As expected [3], malaria was associated with an increased risk of LBW in the study area. This indicates that despite widespread use of malaria prevention methods, it remains a major factor of low birth weight in the rural area of Burkina Faso. Plasmodium resistance to sulfadoxine pyrimethamine reported in sub-Saharan Africa and Burkina Faso, could be the main reason of this reduced efficacy [14,15,16,17]. Indeed, the high number of triple and the presence of quintuple mutations (triple dhfr and double dhps mutations) reported in Burkina Faso decreased the efficacy of this antimalarial to reduce adverse birth outcomes [27]. Therefore, as well as the need to update resistance level grows [27, 28], it becomes also necessary to assess alternative interventions. Mefloquine and azithromycin-based combinations were tested and are considered equivalent to the current approach although more evidence is needed [29].
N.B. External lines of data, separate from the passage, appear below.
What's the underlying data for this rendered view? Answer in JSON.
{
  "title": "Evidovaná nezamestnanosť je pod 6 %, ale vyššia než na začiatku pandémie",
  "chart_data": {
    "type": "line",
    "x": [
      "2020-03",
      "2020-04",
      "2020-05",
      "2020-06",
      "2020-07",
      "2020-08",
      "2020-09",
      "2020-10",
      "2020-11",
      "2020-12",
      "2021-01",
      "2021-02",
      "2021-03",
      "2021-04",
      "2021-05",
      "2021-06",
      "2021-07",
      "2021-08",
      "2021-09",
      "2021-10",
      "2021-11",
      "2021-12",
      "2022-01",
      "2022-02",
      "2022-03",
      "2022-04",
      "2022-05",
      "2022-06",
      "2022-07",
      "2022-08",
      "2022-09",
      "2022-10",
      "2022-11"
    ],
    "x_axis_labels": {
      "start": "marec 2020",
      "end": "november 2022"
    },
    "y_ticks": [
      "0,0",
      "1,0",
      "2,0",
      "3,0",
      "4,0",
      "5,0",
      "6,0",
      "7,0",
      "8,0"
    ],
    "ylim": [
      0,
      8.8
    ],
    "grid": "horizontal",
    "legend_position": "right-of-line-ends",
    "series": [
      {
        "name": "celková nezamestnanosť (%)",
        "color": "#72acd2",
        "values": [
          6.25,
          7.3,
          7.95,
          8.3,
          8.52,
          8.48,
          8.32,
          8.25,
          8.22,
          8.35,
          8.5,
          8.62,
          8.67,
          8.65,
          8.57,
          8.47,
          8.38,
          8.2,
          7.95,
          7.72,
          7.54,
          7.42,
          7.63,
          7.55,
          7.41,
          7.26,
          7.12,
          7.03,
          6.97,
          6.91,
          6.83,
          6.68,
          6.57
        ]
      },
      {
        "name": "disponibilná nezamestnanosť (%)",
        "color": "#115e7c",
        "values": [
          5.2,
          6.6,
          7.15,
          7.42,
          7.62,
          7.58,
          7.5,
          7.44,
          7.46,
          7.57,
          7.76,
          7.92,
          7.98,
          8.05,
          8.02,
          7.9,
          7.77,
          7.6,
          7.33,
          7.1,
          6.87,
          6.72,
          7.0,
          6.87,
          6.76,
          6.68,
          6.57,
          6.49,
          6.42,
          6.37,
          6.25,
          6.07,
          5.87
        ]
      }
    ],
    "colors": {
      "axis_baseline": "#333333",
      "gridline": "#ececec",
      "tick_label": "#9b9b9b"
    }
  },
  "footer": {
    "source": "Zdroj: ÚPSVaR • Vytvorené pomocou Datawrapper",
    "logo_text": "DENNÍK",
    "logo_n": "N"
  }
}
We noted that first pregnancy infants were at particular higher risk of LBW [30,31,32]. Several factors including the physiological [33,34,35], structural and immunological [36] patterns of the uterus could impact the placental blood flow and induced inadequate fetal growth. In addition, the higher predisposition of first pregnancy placenta to malaria parasites’ sequestration put the first pregnancy fetus at higher risk of LBW [37]. A special attention should be paid to those women, and tight supervision of these pregnancies are required in the rural area.

As, already reported [38], female neonates were at higher risk of low birth weight. The difficulty in this study was that neonate sex was determined only after delivery which limits the utility of the information for decision making. However, in settings where ultrasounds are available, it would be useful to tailor pregnancy care to the fetus sex.
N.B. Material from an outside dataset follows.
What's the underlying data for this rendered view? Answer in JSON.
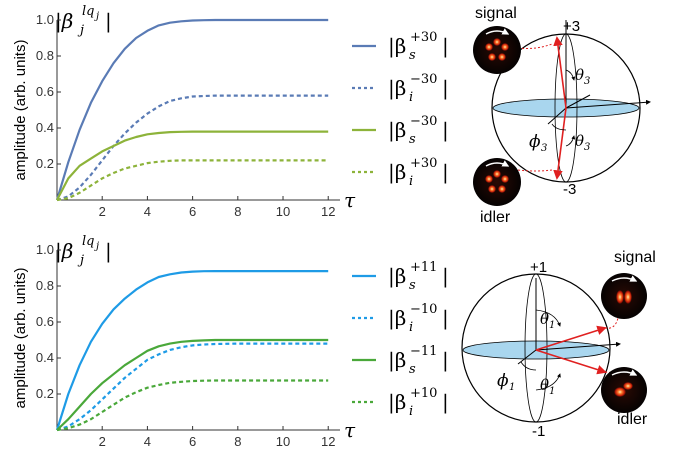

In this study we described the prevalence of low birth weight and tentatively identified some risk factors in women from Yako health district. However, some limitations are worth noting. The consideration of term pregnancy neonates and the exclusion of twin deliveries and stillbirths somehow understate the actual magnitude of low birth weight at the site. Gestational age was collected using the mother knowledge of last menstrual period or the Ballard score due to the absence of ultrasounds, and this is frequently prone to errors. Also, the cross-sectional design of the study does not guaranty causality between exposures and outcomes. However, the study is worth underlying the extent of some factors influencing adequate maternal and child health and help identify areas with the most need of interventions.

Conclusion

Low birth weight prevalence was high in the study area. Reducing the proportion of pregnant women with low IPTp-SP uptake and malaria infection could reduce low birth weight occurrence and improve neonatal survival particularly among infants born from young mothers.